Now he snapped his gaze to hers. “You weren’t there. You don’t know. So on top of me not liking storms and all that, I also have to deal with the fact that I was so fat people couldn’t lift me out of danger.”
“And that’s why you were so determined to be fit,” she said, her voice soft, like she was talking to herself.
“And strong. I’m the rescuer now, not the rescuee.”
“Javi.”
She said his name, softly, again, but a different inflection. Her gaze was soft, not pitying as he might have expected, but genuine and caring. She was still holding onto his arm, and he looked down at her small hand.
“I didn’t tell you the story to make you feel sorry for me, just so you’d know the truth.”
“I know the truth,” she said, but he didn’t think she was talking about the bus accident any longer. “And you have shown me who you are more just with this conversation than if I’d known you as long as your friends have.”
He hadn’t meant to do that. He had a façade he liked to keep up for his friends. For anyone he knew. He must have really been tired to reveal so much to Esperanza now. But the way she was looking at him, she wasn’t judging him for being weak. She was…understanding. And that felt…man, that felt…
He took a step closer to her, because that was where he needed to be, and he scooped his hand under those crazy curls because he needed to touch her, and he looked into those soft brown eyes framed with thick lashes, and watched her lips curve into a smile.

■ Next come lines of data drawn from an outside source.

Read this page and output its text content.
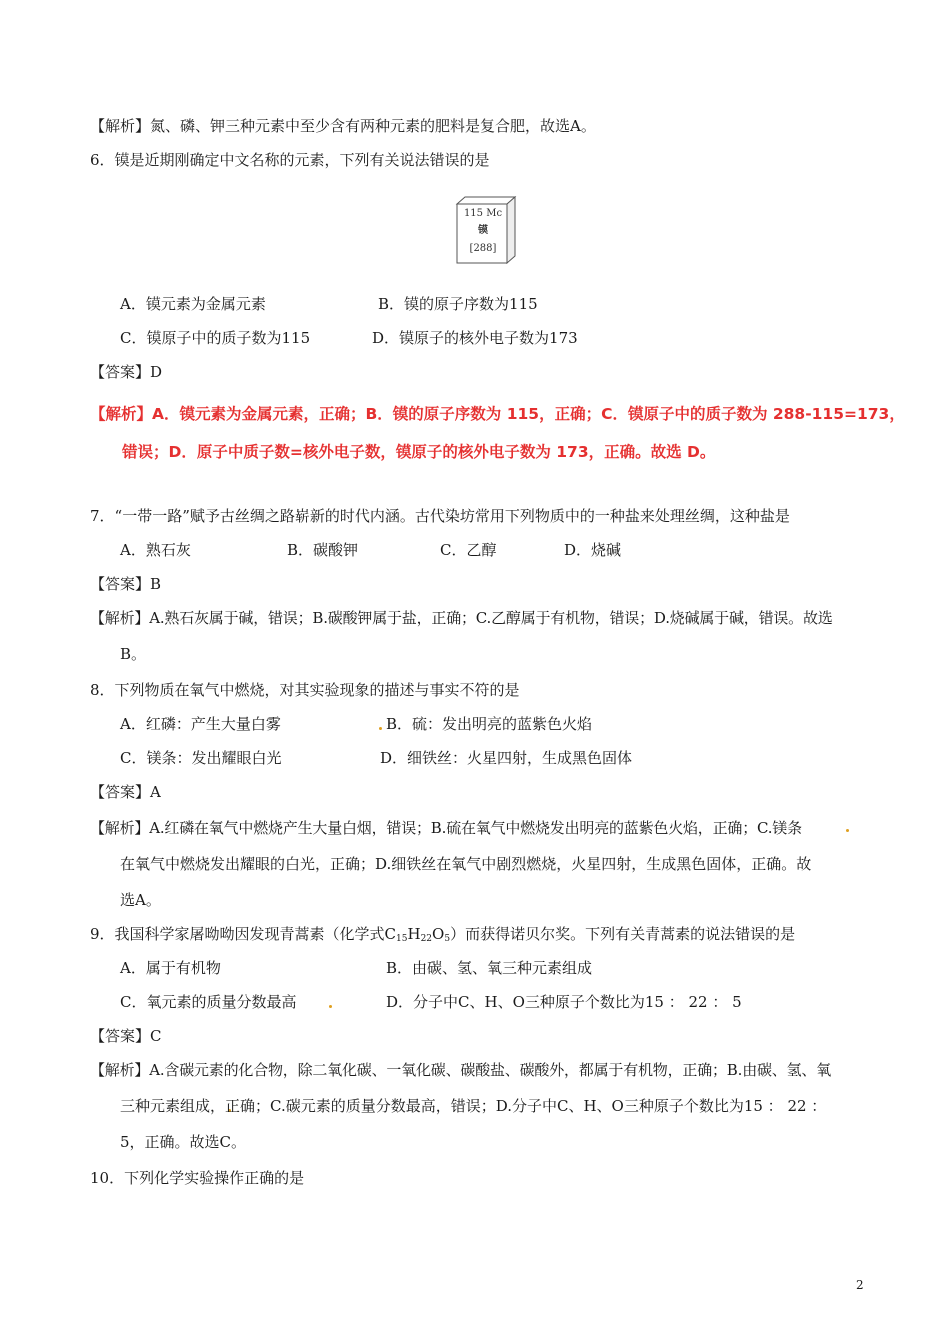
【解析】氮、磷、钾三种元素中至少含有两种元素的肥料是复合肥，故选A。
6．镆是近期刚确定中文名称的元素，下列有关说法错误的是
115 Mc
镆
[288]
A．镆元素为金属元素	B．镆的原子序数为115
C．镆原子中的质子数为115	D．镆原子的核外电子数为173
【答案】D
【解析】A．镆元素为金属元素，正确；B．镆的原子序数为 115，正确；C．镆原子中的质子数为 288-115=173，
错误；D．原子中质子数=核外电子数，镆原子的核外电子数为 173，正确。故选 D。
7．“一带一路”赋予古丝绸之路崭新的时代内涵。古代染坊常用下列物质中的一种盐来处理丝绸，这种盐是
A．熟石灰	B．碳酸钾	C．乙醇	D．烧碱
【答案】B
【解析】A.熟石灰属于碱，错误；B.碳酸钾属于盐，正确；C.乙醇属于有机物，错误；D.烧碱属于碱，错误。故选
B。
8．下列物质在氧气中燃烧，对其实验现象的描述与事实不符的是
A．红磷：产生大量白雾	B．硫：发出明亮的蓝紫色火焰
C．镁条：发出耀眼白光	D．细铁丝：火星四射，生成黑色固体
【答案】A
【解析】A.红磷在氧气中燃烧产生大量白烟，错误；B.硫在氧气中燃烧发出明亮的蓝紫色火焰，正确；C.镁条
在氧气中燃烧发出耀眼的白光，正确；D.细铁丝在氧气中剧烈燃烧，火星四射，生成黑色固体，正确。故
选A。
9．我国科学家屠呦呦因发现青蒿素（化学式$C_{15}H_{22}O_5$）而获得诺贝尔奖。下列有关青蒿素的说法错误的是
A．属于有机物	B．由碳、氢、氧三种元素组成
C．氧元素的质量分数最高	D．分子中C、H、O三种原子个数比为15 ： 22 ： 5
【答案】C
【解析】A.含碳元素的化合物，除二氧化碳、一氧化碳、碳酸盐、碳酸外，都属于有机物，正确；B.由碳、氢、氧
三种元素组成，正确；C.碳元素的质量分数最高，错误；D.分子中C、H、O三种原子个数比为15 ： 22 ：
5，正确。故选C。
10．下列化学实验操作正确的是
2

“I’m going to kiss you now,” he said, at once happy to seize the moment and trying not to remember that she would be leaving Broken Wheel soon. Somebody with whom he had such a connection—how could he let her go without kissing her?
How could he let her go?
CHAPTER14
Espy’s heart thundered as Javi’s head descended, those full soft lips brushing over hers. As he nudged her lips apart, she let her eyes drift shut and gave herself to the kiss, sliding her hands up over his arms—those strong arms—to his broad shoulders. She had to stretch to stroke the skin at the back of his neck, the short hair there tickling her fingertips, sending tingles down her arms as his thumb rubbed back and forth just beneath her ear.
She was pretty sure tomorrow the Laughtons would be looking for her and someone would point to a puddle on the sidewalk and say, “There she is.”
Nope, she was not thinking about her clients, nope. She was thinking about herself and this kiss, and how she wanted it to go on forever even though anyone passing by could see them.
He was the one who broke the kiss, though, lifting his head just a fraction of an inch, his thumb still stroking beneath her earlobe and making her eyes roll back in her head.
“Wow,” he said.
“Um, yes,” she said because as much as she liked to talk, words escaped her completely right now.
He must have noticed, because he grinned and straightened, then took her hand and led her toward The Wheel House, that magical thumb still doing crazy circles on the back of her hand.
She may have whimpered, because he smiled down at her.
“I’m not even all that hungry anymore.”
She shook her head, because she was full of popcorn, so she wasn’t either, but they weren’t kids who could just find a spot and make out.
Heck, she hadn’t done that when shewasa kid. She hadn’t grown up in a small town like this, but she had lived in the same house for all her life, well, until she and Angelica had enough money to go out on their own, and she knew all the same people from the time she was little, and they just….stopped seeing her. So she understood Javi more than he thought she did.
Why did he have to live so far away? And she knew he was committed to staying here because of his mom. Besides, expecting a man she’d known a matter of days to uproot himself from the place he’d lived all his life to follow her was ridiculous.
But.
She was only married to Oklahoma two months out of the year, during storm season. She never went back to the same job she quit in March, always starting something new, wondering if she’d ever learn to love anything as much as storm chasing.
Because of that, she had a little experience in a lot of areas. She’d worked in a wine tasting room, been a barista, worked at a nursery—the plant kind, not the kid kind—But what could she do here? All the places she’d been had been run by the owners of the business, and if they had employees, they were teenagers. Where did people work in this town? She would not make a good cop.
So what could she do? Work remotely, maybe, but doing what? She didn’t have enough experience in any one area to know what she might be good at.
They walked into The Wheel House, and Hailey’s gaze dropped immediately to their joined hands. Her eyebrows went up, and when she met Espy’s gaze, a corner of her mouth hitched up. Espy felt her face heat. She couldn’t remember the last time she blushed.
She couldn’t remember the last time she’d held hands with a guy, had any type of PDA at all. Javi didn’t seem to feel self conscious as he stepped up to the counter.